薄く開いていた扉から聞こえてきた声に荷造りの手を止めず、一瞬視線を走らせた。
「明後日まで休暇の予定ではなかったか……久方ぶりの休暇で帰ってきたのに」
「えぇ、ですが筆頭魔道士ともなれば私にしかこなせない仕事がありますし……王宮に戻るのが早いに越したことはありません。書物も大分新しいものが手に入りましたし、お祖父様の話も聞きましたので」
あくまで淡々と、冷淡に告げる妖水に李矢は困ったように、けれどどこか安堵したように微笑んだ。
「そうか……」
困ったような、その笑顔。
思い返せば妖水が見たことのある李矢の表情は、妖水が李矢に付きまとうようになってからずっとそれだった。

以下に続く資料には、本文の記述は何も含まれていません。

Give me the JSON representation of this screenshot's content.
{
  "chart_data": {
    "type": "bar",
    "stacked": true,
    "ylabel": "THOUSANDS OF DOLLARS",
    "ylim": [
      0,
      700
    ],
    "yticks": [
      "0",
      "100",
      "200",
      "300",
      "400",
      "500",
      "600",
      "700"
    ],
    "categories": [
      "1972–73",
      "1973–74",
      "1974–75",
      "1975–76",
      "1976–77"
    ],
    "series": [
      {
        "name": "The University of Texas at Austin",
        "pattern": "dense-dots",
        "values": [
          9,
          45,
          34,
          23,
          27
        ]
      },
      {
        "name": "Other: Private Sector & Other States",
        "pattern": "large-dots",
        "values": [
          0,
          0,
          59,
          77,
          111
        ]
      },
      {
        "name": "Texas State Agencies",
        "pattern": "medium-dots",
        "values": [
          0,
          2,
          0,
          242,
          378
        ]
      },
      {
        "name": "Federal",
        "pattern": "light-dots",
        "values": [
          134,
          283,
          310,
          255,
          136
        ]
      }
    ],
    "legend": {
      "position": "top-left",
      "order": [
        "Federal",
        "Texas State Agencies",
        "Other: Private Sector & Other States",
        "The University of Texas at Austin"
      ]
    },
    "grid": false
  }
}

困っているのに決して妖水を拒絶しない李矢のその態度は、妖水の矜持を酷く傷つけた。
まるで、完全に子ども扱いのそれに。
最初にはっきりと妖水の気持ちを受け入れることができない。と言ってくれれば、潔く諦めることもできたというのに……。
いまさら言ったところで遅い。
自分の中でそう結論付けると妖水は酷薄な笑みを浮かべ、梱包した書物をもって来ていた台車に積み上げた。
「……すごい荷物だね」
ポツリと呟かれた言葉に苦笑し、妖水は射抜くように李矢を見据えた。
「っ」
驚いて目を瞠る李矢に、妖水は艶やかに微笑んで告げた。
「お幸せに」
ただその言葉だけを残し妖水は李矢に別れを告げ、書庫を後にした。
二度と李矢を視界に入れることなく。
それは子供の恋愛と決別するかのように……。